The day of your birth being celebrated is one of those spaces – when the year that has past is closed down and farewelled, packed up with lessons to add to the next year and the new year is opened fresh and fertile with seeds sown in darkness waiting to be revealed. Here is John O’Donohue’s blessing for the day of your birth to support, protect and celebrate.

Blessed be the mind that dreamed the day
The blueprint of your life
Would begin to glow on earth,
Illuminating all the faces and voices
That would arrive to invite
Your soul to growth.

Praised be your father and mother,
Who loved you before you were,
And trusted to call you here
With no idea who you would be.

Blessed be those who have loved you
Into becoming who you were meant to be,
Blessed be those who have crossed your life
With dark gifts of hurt and loss
That have helped to school your mind
In the art of disappointment.

When desolation surrounded you,
Blessed be those who looked for you
And found you, their kind hands
Urgent to open a blue window
In the gray wall formed around you.

Blessed be the gifts you never notice,
Your health, eyes to behold the world,
Thoughts to countenance the unknown,
Memory to harvest vanished days,
Your heart to feel the world’s waves,
Your breath to breathe the nourishment
Of distance made intimate by earth.

On this echoing-day of your birth,
May you open the gift of solitude
In order to receive your soul;
Enter the generosity of silence
To hear your hidden heart;
Know the serenity of stillness
To be enfolded anew
By the miracle of your being.

John O’Donohue from his collection To Bless the Space Between Us

Nowhere

Dear Sor Juana,

No doubt you would have read the daily scriptures as part of your practice to set your path and provide inspiration for reflection and a line from one such piece has been rattling around in my head:

And Jesus said to him, “Foxes have holes, and birds of the air have nests, but the Son of Man has nowhere to lay his head.” Luke 9:58

The idea of nests and holes has struck me as being the same. The comfort of being held in the sanctuary of a place prepared and nurtured by loving partners for life to commence and then for a fledgling to grow before being evicted to take to the wing; and the place in the dark, the den of the underground home of the sleek and sneaky predator coming out in the night to steal and thieve. Two great cosmic archetypes: light and dark, sky and earth, juxtaposed with the Divine choosing neither to find rest. Instead only the present is being offered: the here, the now.

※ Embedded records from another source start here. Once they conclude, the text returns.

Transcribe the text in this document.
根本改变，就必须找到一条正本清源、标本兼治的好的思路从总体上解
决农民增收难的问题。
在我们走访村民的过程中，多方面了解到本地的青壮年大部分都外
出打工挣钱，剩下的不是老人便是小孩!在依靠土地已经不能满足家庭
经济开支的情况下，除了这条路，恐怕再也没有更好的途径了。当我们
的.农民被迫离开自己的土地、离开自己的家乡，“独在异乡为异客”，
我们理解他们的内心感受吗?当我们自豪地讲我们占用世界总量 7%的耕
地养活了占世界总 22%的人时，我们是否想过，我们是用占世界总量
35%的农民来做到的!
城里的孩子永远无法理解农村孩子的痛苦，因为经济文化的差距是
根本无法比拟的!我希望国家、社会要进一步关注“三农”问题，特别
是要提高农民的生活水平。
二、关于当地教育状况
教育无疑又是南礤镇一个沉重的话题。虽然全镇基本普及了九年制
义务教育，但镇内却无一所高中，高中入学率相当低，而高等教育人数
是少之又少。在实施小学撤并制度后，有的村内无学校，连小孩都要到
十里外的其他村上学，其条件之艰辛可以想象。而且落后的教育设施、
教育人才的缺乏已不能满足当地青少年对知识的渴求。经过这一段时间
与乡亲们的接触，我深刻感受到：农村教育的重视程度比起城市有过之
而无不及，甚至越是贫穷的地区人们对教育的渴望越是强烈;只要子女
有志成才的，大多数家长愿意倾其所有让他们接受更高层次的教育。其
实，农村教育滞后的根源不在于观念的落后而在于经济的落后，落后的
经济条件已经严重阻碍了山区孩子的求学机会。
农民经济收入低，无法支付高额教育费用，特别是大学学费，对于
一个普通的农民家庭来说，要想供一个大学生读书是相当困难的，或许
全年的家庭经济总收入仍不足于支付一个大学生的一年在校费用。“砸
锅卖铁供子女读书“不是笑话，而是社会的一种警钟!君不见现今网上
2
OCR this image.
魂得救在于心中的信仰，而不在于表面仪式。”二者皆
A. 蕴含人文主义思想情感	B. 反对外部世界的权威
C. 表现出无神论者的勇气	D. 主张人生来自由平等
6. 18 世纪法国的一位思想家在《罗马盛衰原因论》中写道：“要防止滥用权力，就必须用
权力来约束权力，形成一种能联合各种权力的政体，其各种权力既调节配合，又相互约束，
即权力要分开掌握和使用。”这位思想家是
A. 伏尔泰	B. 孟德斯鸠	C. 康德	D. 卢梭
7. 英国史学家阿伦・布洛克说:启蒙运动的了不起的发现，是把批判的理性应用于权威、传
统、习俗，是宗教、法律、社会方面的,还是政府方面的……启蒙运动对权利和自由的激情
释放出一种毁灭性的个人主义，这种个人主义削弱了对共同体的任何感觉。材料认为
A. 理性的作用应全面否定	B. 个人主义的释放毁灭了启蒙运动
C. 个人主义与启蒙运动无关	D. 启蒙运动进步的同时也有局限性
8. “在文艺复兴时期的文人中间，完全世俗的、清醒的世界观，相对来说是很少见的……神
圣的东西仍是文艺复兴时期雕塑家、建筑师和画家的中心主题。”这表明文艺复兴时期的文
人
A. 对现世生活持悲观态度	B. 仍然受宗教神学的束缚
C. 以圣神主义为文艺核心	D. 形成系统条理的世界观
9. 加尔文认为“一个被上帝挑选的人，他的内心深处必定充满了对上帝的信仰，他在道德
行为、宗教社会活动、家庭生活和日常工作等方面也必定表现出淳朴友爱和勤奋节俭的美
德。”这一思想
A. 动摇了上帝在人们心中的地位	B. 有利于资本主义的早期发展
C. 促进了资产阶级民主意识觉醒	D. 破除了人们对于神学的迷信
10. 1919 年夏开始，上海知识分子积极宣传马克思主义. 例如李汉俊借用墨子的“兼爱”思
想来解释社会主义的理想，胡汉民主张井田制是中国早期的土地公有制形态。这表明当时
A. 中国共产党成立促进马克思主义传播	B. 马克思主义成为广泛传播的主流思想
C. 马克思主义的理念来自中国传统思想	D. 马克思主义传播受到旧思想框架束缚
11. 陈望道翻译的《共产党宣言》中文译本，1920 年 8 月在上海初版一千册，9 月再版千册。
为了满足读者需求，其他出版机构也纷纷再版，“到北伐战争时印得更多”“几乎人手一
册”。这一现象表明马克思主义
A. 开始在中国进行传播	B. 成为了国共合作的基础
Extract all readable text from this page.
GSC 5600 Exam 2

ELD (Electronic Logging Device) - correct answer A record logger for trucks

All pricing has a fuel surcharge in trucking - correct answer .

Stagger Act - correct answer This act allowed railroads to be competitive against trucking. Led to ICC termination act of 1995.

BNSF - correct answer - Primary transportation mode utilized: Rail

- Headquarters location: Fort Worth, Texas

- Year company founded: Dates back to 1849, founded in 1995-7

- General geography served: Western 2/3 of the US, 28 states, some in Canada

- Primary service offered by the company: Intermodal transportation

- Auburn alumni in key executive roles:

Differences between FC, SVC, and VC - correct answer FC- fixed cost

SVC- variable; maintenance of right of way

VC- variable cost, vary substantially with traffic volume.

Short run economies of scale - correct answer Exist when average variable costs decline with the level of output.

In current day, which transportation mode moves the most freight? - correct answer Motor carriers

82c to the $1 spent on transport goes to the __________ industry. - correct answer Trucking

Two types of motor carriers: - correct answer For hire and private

This line is preceded by an instruction to a potential follower, to leave the dead to bury the dead, something I have often thought of as a little harsh. Compassion for self might indeed be the instruction here: to be present to the invitation to come follow and bring yourself to the moment on offer rather than looking back to what might take you down a hole.

Attaching to thoughts that are dead and yet not being able to let them go completely, just wanting a few more minutes with them to wallow or maybe return to the nest or even find a hole that is magnetically calling you to come down. Saying no to both nests and holes and being the pilgrim to being present to the now can be one hell of a challenge!

What is this place Nowhere? Is it instead the here and now – NowHere?